Blogs/Opinion — By Lance Conzett, Editor, on January 27, 2010 at 2:08 pm

The Rothbury Music Festival has been held annually in Rothbury, Mich., since 2008. For four days spread across July Fourth weekend, the population of Rothbury explodes, leaping from fewer than 500 people to more than 30,000 paying fans. The festival is a massive economic boon to the village and the surrounding area.

But, mysteriously, it isn’t happening this year.

Festival promoters announced last week that the festival is being postponed until 2011, ostensibly because they couldn’t book “the cutting edge roster that everyone has come to expect.”

I’ll be the first to admit that Rothbury isn’t my thing. It, like Bonnaroo, was conceived as a successor to Woodstock ’69—a four-day celebration of music and environmentalism, intertwining hippie music with hippie causes. There was a time when I’d happily accept the kind of dubious idealism that comes inherent in a music festival seeking to change the world. But these days, I find music that places its agenda above the craft tiresome, whether it’s punk bands supporting long-dead anarchists or Toby Keith supporting boots in peoples’ asses. Even at Bonnaroo, I bounce between rolling my eyes and pumping my fist in solidarity, depending on who’s on stage.
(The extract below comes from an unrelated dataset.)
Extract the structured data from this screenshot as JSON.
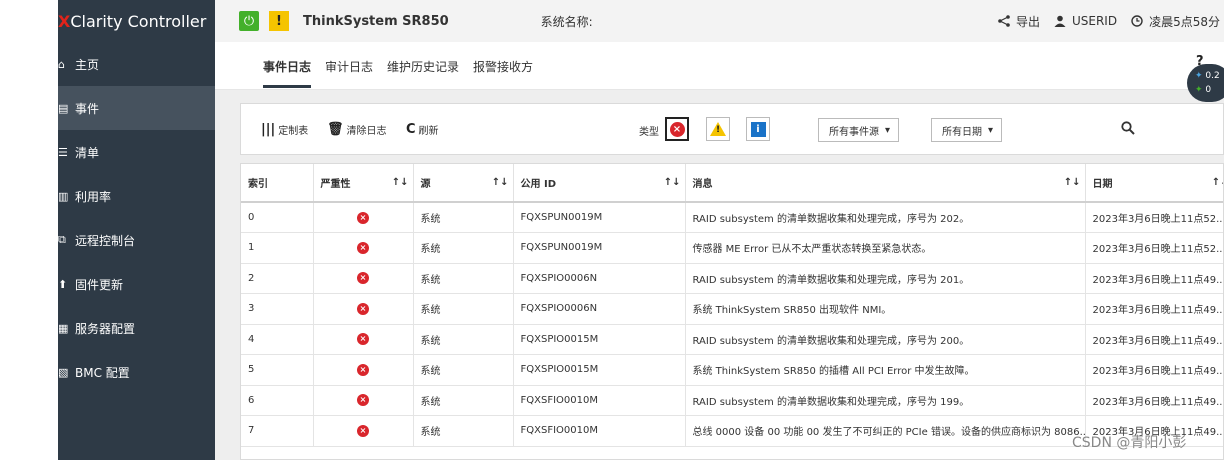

But, with that being said, I find the reasoning behind the festival’s cancellation fishy at best.

For one thing, Rothbury’s line-up hasn’t exactly been “cutting edge.” The bills for the past two years at Rothbury have been loaded to the gills with “festival safe” jam bands—Dave Matthews, Trey Anastasio, former members of Grateful Dead and Zappa Plays Zappa chief among them. These are the kinds of bands with fans who will follow them along on tour without hesitation, they’re the glue that holds music festivals together and they’re not going anywhere. Outside of the usual suspects, the festival has pulled a few major acts into their fold—Bob Dylan, The Hold Steady and The Black Keys for example—but they’re not Pitchfork and no one expects them to be.

A commenter on the news Web site Michigan Live has another theory. Earlier this year, the Grant Township Board of Trustees considered an ordinance on “mass gatherings,” particularly aimed at Rothbury, that could shut down the party at 1 a.m., put strict limits on attendance and tie up venues and promoters alike in increased bureaucratic red tape.
Music festival-goers aren’t the hardest bunch of people to please. They’re more than happy to wallow in the mud and enjoy sub-refugee camp accommodations if the bill is right. At Bonnaroo last year, threat of tornado wasn’t enough to deter music fans from huddling under tents to see their favorite bands.

The one thing that is bound to send these otherwise supernaturally resilient fans into fits of rage is government interference. Attendees of the Wakarusa festival in 2006 complained about increased police presences in and around the festival grounds, including the promoter, who believed the festival had become a “police state.” The ill will felt by music fans nearly torpedoed the festival for good,

Governing bodies need to understand that there is a natural risk to hosting a music festival. Strict, regimented control runs counter to the peaceful free-for-all that music festivals represent. Look at Bonnaroo, for instance. Manchester’s police and government know that drug use happens at the festival, but outside of a handful of drug busts targeting dealers, festival-goers are largely left to their own devices while the city rakes in millions in revenue.

I’d like to believe that we’ve learned our lesson from Woodstock ’99, when mismanagement led to the festival being burned to the ground by rioting fans. I’d also like to believe that attendees have enough self-control to responsibly co-exist with tens of thousands of likeminded individuals for four days and that the residents would happily put up with the four-day hippie invasion to reap the benefits of economy and notoriety. But, then again, maybe I’m fooling myself into a new kind of dubious idealism.

Lance Conzett, a senior in the
journalism program, is editor of the Vision.